In an incident in February last year, a woman was clobbered on the back of the head with a blunt object similar to an axe at an estate opposite the Kerugoya Law Courts. She was alone in the house when she was killed. Nothing was stolen from her and no arrests were made. And in October last year, a college student staying with his father during his field attachment at the Site and Service (Katheri) Estate had also died in similar circumstances. He had been accosted during a weekend when he was alone in the house. Besides being clobbered on the head, the youth had also been strangled but nothing was reportedly stolen from the house.

On January 2, this year at about 4pm, the body of Dickson Mwangi Uthi, 53, the deputy principal at Ngungu Day Mixed Secondary School in Kirinyaga East District, was discovered lying in a pool of blood inside a kitchen store at his house within Kimbimbi market.

The body had three stab wounds in the left eye, neck and the chest. The rear door to the house was found open and nothing was stolen.

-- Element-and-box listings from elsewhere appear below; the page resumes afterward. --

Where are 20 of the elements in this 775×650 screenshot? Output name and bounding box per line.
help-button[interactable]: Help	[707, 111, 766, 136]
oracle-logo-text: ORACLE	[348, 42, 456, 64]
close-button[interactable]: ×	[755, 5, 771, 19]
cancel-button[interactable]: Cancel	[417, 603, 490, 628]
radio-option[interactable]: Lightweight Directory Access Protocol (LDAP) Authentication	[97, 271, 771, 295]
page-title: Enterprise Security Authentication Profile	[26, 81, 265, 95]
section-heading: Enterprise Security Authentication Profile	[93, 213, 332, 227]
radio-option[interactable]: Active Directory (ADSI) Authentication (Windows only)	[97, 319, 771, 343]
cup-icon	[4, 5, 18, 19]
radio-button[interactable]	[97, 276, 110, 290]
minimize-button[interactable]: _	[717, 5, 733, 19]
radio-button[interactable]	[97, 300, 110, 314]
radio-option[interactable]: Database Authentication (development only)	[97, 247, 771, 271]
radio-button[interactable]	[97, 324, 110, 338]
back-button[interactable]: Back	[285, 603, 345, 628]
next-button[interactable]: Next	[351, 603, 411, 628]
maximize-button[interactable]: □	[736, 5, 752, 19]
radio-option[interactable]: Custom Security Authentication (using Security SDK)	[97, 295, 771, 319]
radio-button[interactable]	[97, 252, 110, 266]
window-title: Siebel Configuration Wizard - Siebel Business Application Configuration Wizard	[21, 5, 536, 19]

Back to Miringa-Iri Estate where the Lands Officer and his wife had died, a house girl was also accosted in a house she was sleeping alone, raped and killed while at the Site and Service Estate, a Court Process Server was killed in similar fashion recently. In both incidents nothing was reported to have been stolen.

Others who have died in similar circumstances include a nurse at the Kerugoya District Hospital who was killed in a house she had rented at some flats opposite the Kerugoya Boys High School. The same flats were also the scene of another murder of yet another single woman — a banker who lived alone. Yet another woman who was an accountant at the Kirinyaga District Farmers Sacco was accosted at her rented residence at the district hospital quarters nearby and clobbered to death.

In all these murders, all the victims had been clobbered on the head with a blunt object and their doors left ajar with nothing being stolen from them.

lucky escape

Early in January, a woman teacher working in a public secondary school escaped death by a whisker when she managed to scare off an intruder who had gained access into her house by cutting the metal grills on her window and then smashing the wooden door to her bedroom.

The lucky teacher was alone in her house when the intruder gained access and she lay in wait as he smashed the bedroom door and unexpectedly grabbed the assailant forcing him to panic and escape. Giving the police a good pointer about the assailant was that he had dropped a small axe as he left in panic.

Esther Wawira, an accountant working in Kerugoya town says she has given up her rented premises in the town and decided to live at her parents’ home almost 40 kilometres outside the town.

"My safety and security counts above everything else including the convenience of an independent lifestyle," says Wawira, 32, who has been living alone since falling out with her fiancé almost four years ago.

Fredrick Kinyua "Shujaa," the chairman of community policing in Kagumo market, says residents in the area are apprehensive that there could be hired hit men on the prowl.

Mr Kinyua says criminals could be taking advantage of lonely, salaried single women.

"Were it not for the co-operation between the public and the police through community policing, the situation would be much worse," says Kinyua. He says the Government must seriously address concerns raised by residents about potential suspects including one who he claims is a licensed gun holder.

Shujaa also says they have advised the police to check whether there is a connection between the brutal murders and land brokerage, saying that Kirinyaga County is notorious for land purchase deals gone sour.

But the Kirinyaga Central District Commissioner Patrick Muli and OCPD Peter Omwano say they are not worried about the increasing mysterious killings saying they do not attribute them to either serial killers or hired hit men.

"Kerugoya town is much safer than other towns in Kenya if you looked keenly at our crime statistics," says the DC. "It is only that the media chooses to blow up particular crimes in a particular way."

Asked whether it wasn’t strange that there are so many brutal murders of working single women in their houses, the OCPD says: "People die anywhere."